High replication performance minimizes the periods of reduced redundancy for the cluster. Replication performance is affected by:

  • The number of available storage nodes. As the replication runs in parallel, the more available replication sources and destinations there are, the faster it is.
  • Performance of storage node disks.
  • Network performance. All replicas are transferred between failure domains over network. For example, 1 Gbps throughput can be a bottleneck (refer to Network requirements and recommendations).
  • Distribution of data in the cluster. Some storage nodes may have much more data to replicate than others and may become overloaded during replication.
  • I/O activity in the cluster during replication.

When you configure replication, you set the number of replicas that represents the normal number of replicas per data chunk. Replication has another parameter called the minimum number of replicas, by default it equals to the normal number of replicas minus one. The table below briefly describes these and some other cluster parameters.

Parameter Description
Replication parameters
Normal replicas

The number of replicas to create for a data chunk, from 1 to 3.
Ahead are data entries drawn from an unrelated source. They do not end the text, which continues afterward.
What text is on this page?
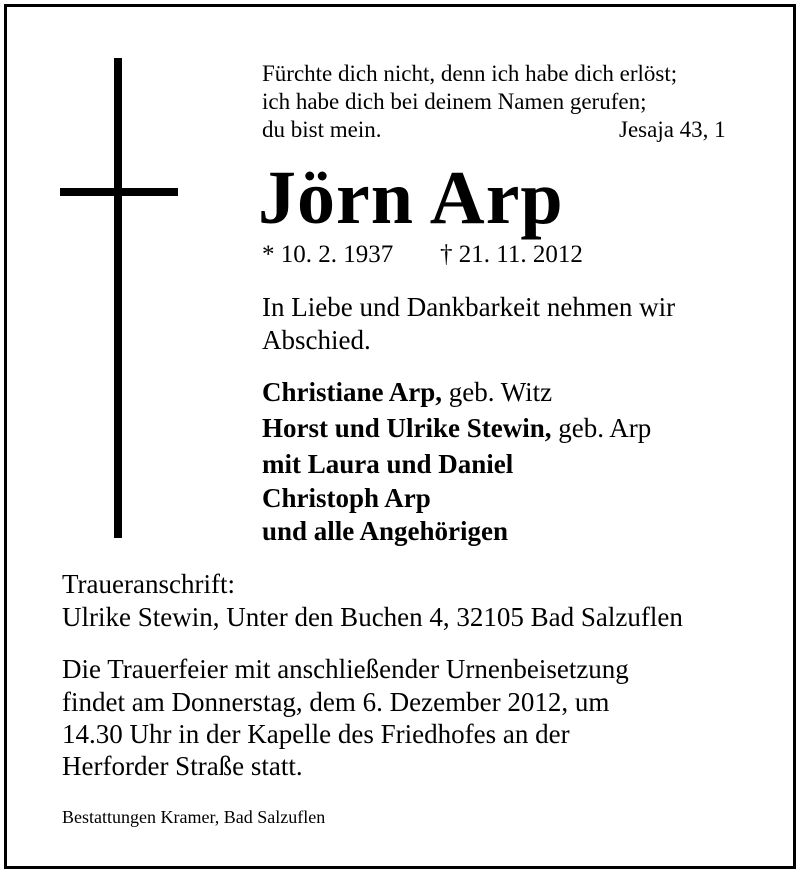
Fürchte dich nicht, denn ich habe dich erlöst;
ich habe dich bei deinem Namen gerufen;
du bist mein.	Jesaja 43, 1
Jörn Arp
* 10. 2. 1937 † 21. 11. 2012
In Liebe und Dankbarkeit nehmen wir
Abschied.
Christiane Arp, geb. Witz
Horst und Ulrike Stewin, geb. Arp
mit Laura und Daniel
Christoph Arp
und alle Angehörigen
Traueranschrift:
Ulrike Stewin, Unter den Buchen 4, 32105 Bad Salzuflen
Die Trauerfeier mit anschließender Urnenbeisetzung
findet am Donnerstag, dem 6. Dezember 2012, um
14.30 Uhr in der Kapelle des Friedhofes an der
Herforder Straße statt.
Bestattungen Kramer, Bad Salzuflen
When a new data chunk is created, Virtuozzo Hybrid Infrastructure automatically replicates it until the normal number of replicas is reached.

The recommended value is 3 replicas.

Minimum replicas (optional)

The minimum number of replicas for a data chunk, from 1 to 3.

During the life cycle of a data chunk, the number of its replicas may vary. If a lot of chunk servers go down it may fall below the defined minimum. In this case, all write operations to the affected replicas are suspended until their number reaches the minimum value.

The recommended value is 2 replicas.

Location parameters
Failure domain A placement policy for replicas: disk, host (default), rack, row, or room (refer to Failure domains)
Tier Storage tiers, from 0 (default) to 3 (refer to Storage tiers)

For production, it is recommended to use the replication mode with 3 replicas.